高知県日高村の養護学校の給食に卒業生が製造したコロッケ

高知県高岡郡日高村下分の日高養護学校でこのほど、卒業生らが就業する障害者支援施設「こじゃんとはたら来家(こや)さかわ」=佐川町加茂=が製造したコロッケが給食に初めて採用され、全校児童生徒約100人が先輩の作った料理を味わった。関係者は「給食提供で施設利用者の励みになるし、生徒たちも仕事に対して考えることができる」と相乗効果に期待している。

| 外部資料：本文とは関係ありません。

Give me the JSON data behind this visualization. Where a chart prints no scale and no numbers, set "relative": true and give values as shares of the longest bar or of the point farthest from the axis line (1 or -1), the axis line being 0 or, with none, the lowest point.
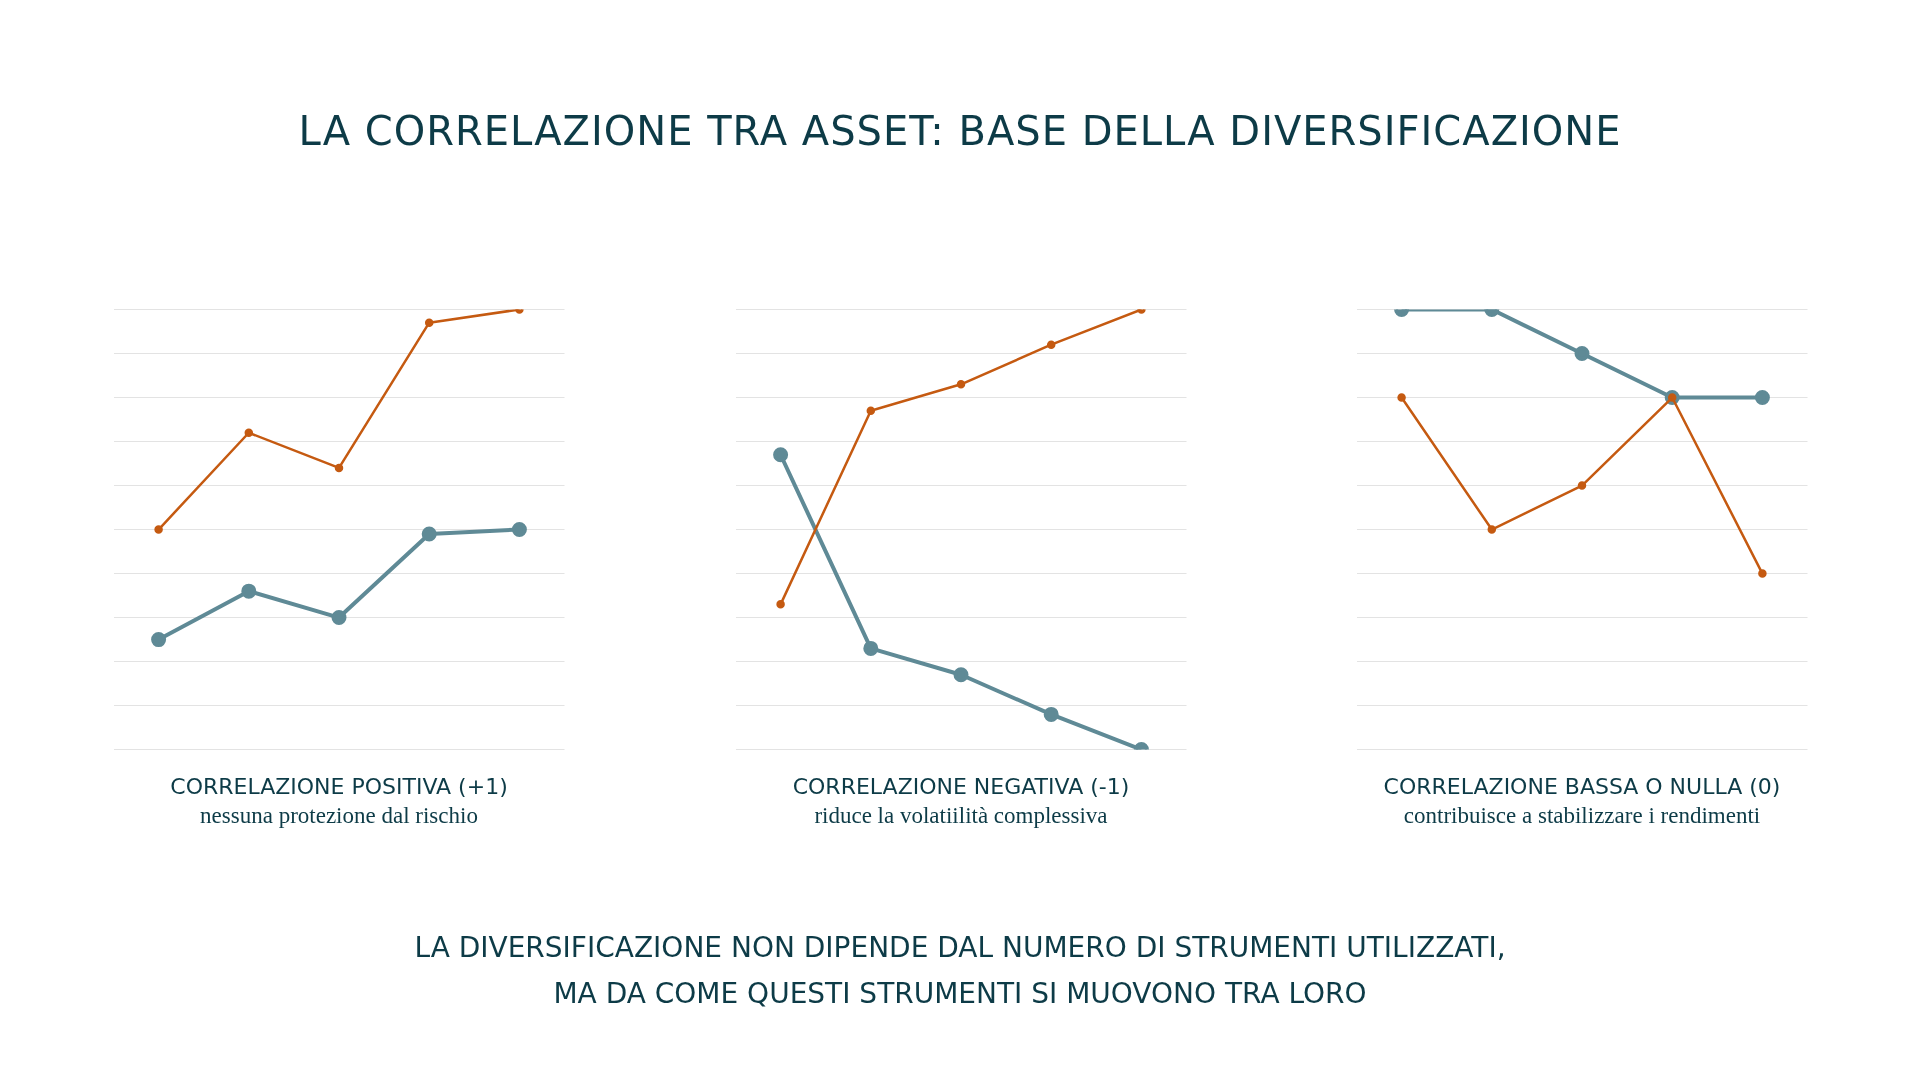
{
  "chart_data": [
    {
      "type": "other",
      "title": "LA CORRELAZIONE TRA ASSET: BASE DELLA DIVERSIFICAZIONE"
    },
    {
      "type": "line",
      "title": "CORRELAZIONE POSITIVA (+1)",
      "subtitle": "nessuna protezione dal rischio",
      "relative": true,
      "grid": "y",
      "marker": "circle",
      "categories": [
        null,
        null,
        null,
        null,
        null
      ],
      "series": [
        {
          "color": "#c55a11",
          "values": [
            0.5,
            0.72,
            0.64,
            0.97,
            1
          ]
        },
        {
          "color": "#5f8a96",
          "values": [
            0.25,
            0.36,
            0.3,
            0.49,
            0.5
          ]
        }
      ]
    },
    {
      "type": "line",
      "title": "CORRELAZIONE NEGATIVA (-1)",
      "subtitle": "riduce la volatiilità complessiva",
      "relative": true,
      "grid": "y",
      "marker": "circle",
      "categories": [
        null,
        null,
        null,
        null,
        null
      ],
      "series": [
        {
          "color": "#c55a11",
          "values": [
            0.33,
            0.77,
            0.83,
            0.92,
            1
          ]
        },
        {
          "color": "#5f8a96",
          "values": [
            0.67,
            0.23,
            0.17,
            0.08,
            0
          ]
        }
      ]
    },
    {
      "type": "line",
      "title": "CORRELAZIONE BASSA O NULLA (0)",
      "subtitle": "contribuisce a stabilizzare i rendimenti",
      "relative": true,
      "grid": "y",
      "marker": "circle",
      "categories": [
        null,
        null,
        null,
        null,
        null
      ],
      "series": [
        {
          "color": "#c55a11",
          "values": [
            0.8,
            0.5,
            0.6,
            0.8,
            0.4
          ]
        },
        {
          "color": "#5f8a96",
          "values": [
            1,
            1,
            0.9,
            0.8,
            0.8
          ]
        }
      ]
    },
    {
      "type": "other",
      "annotations": [
        "LA DIVERSIFICAZIONE NON DIPENDE DAL NUMERO DI STRUMENTI UTILIZZATI,\nMA DA COME QUESTI STRUMENTI SI MUOVONO TRA LORO"
      ]
    }
  ]
}
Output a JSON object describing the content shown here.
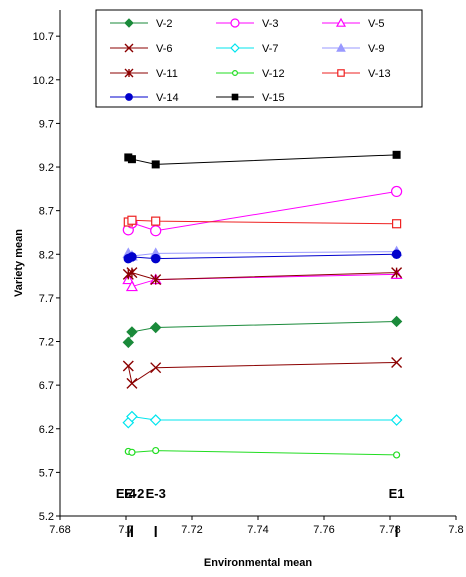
{
  "chart_data": {
    "type": "line",
    "title": "",
    "xlabel": "Environmental mean",
    "ylabel": "Variety mean",
    "xlim": [
      7.68,
      7.8
    ],
    "ylim": [
      5.2,
      11.0
    ],
    "xticks": [
      "7.68",
      "7.7",
      "7.72",
      "7.74",
      "7.76",
      "7.78",
      "7.8"
    ],
    "yticks": [
      "5.2",
      "5.7",
      "6.2",
      "6.7",
      "7.2",
      "7.7",
      "8.2",
      "8.7",
      "9.2",
      "9.7",
      "10.2",
      "10.7"
    ],
    "environment_labels": [
      {
        "label": "E-4",
        "x": 7.7
      },
      {
        "label": "E-2",
        "x": 7.7025
      },
      {
        "label": "E-3",
        "x": 7.709
      },
      {
        "label": "E1",
        "x": 7.782
      }
    ],
    "x": [
      7.7007,
      7.7018,
      7.709,
      7.782
    ],
    "series": [
      {
        "name": "V-2",
        "color": "#1a8a3a",
        "marker": "diamond-filled",
        "values": [
          7.19,
          7.31,
          7.36,
          7.43
        ]
      },
      {
        "name": "V-3",
        "color": "#ff00ff",
        "marker": "circle-open",
        "values": [
          8.48,
          8.56,
          8.47,
          8.92
        ]
      },
      {
        "name": "V-5",
        "color": "#ff00ff",
        "marker": "triangle-open",
        "values": [
          7.91,
          7.83,
          7.91,
          7.97
        ]
      },
      {
        "name": "V-6",
        "color": "#8b0000",
        "marker": "x",
        "values": [
          6.92,
          6.72,
          6.9,
          6.96
        ]
      },
      {
        "name": "V-7",
        "color": "#00e5ee",
        "marker": "diamond-open",
        "values": [
          6.27,
          6.34,
          6.3,
          6.3
        ]
      },
      {
        "name": "V-9",
        "color": "#9999ff",
        "marker": "triangle-filled",
        "values": [
          8.21,
          8.18,
          8.21,
          8.23
        ]
      },
      {
        "name": "V-11",
        "color": "#8b0000",
        "marker": "star",
        "values": [
          7.97,
          7.99,
          7.91,
          7.99
        ]
      },
      {
        "name": "V-12",
        "color": "#22dd22",
        "marker": "circle-small",
        "values": [
          5.94,
          5.93,
          5.95,
          5.9
        ]
      },
      {
        "name": "V-13",
        "color": "#ee2222",
        "marker": "square-open",
        "values": [
          8.57,
          8.59,
          8.58,
          8.55
        ]
      },
      {
        "name": "V-14",
        "color": "#0000cc",
        "marker": "circle-filled",
        "values": [
          8.15,
          8.17,
          8.15,
          8.2
        ]
      },
      {
        "name": "V-15",
        "color": "#000000",
        "marker": "square-filled",
        "values": [
          9.31,
          9.29,
          9.23,
          9.34
        ]
      }
    ],
    "legend": {
      "placement": "top",
      "columns": 3
    },
    "grid": false
  }
}
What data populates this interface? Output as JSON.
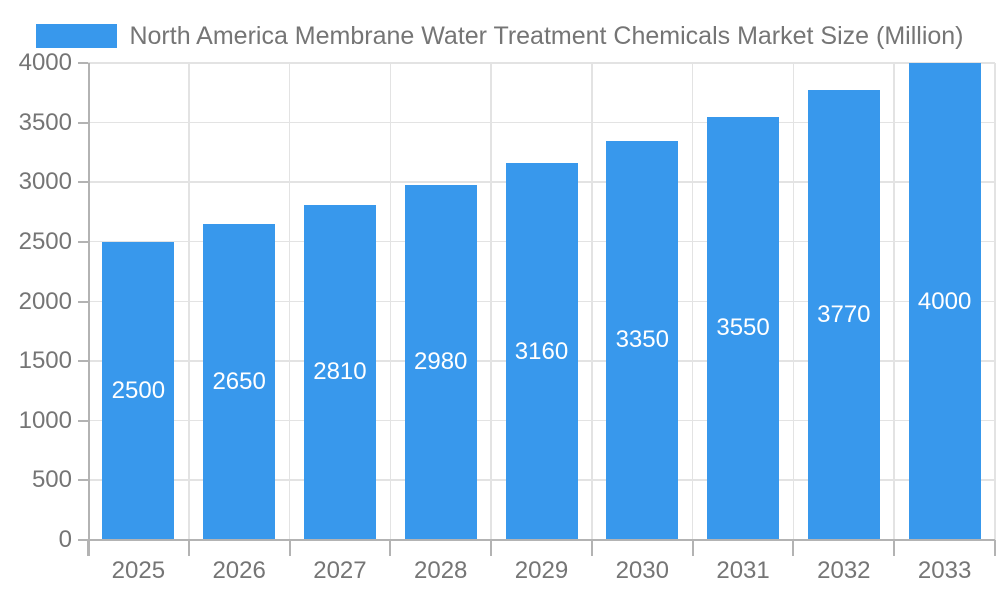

「こじゃんとはたら来家さかわ」は、知的、精神の障害者が収入を得られる施設として2007年に開設された。週に4日間、中心事業のコロッケ製造に当たり、製品は移動販売や量販店の店頭に並んでいる。2015年、学校給食用に必要な冷蔵設備を整備したことから、新たな販売先を模索していた。

施設の利用者27人のうち、日高養護学校の卒業生は17人。渡辺豊年校長が「卒業生が頑張っているところを身近に感じられる」と考え、給食に使うことを決めた。

給食用には約180個のミートコロッケを製造した。コロッケ作業班のリーダー、和田隆良さん(39)も卒業生で「コロッケのリピーターは増えている。母校でもおいしいと言ってほしい」と思いを込め、高等部3年の戸田真奈美さん(17)は「友人が実習に通っているのでどんなコロッケか興味があった。おいしかったので他の種類も食べてみたい」と喜んでいた。

渡辺校長は「今後も学期ごとにコロッケを注文したい。他の学校などでも使ってもらえるようになれば」と話している。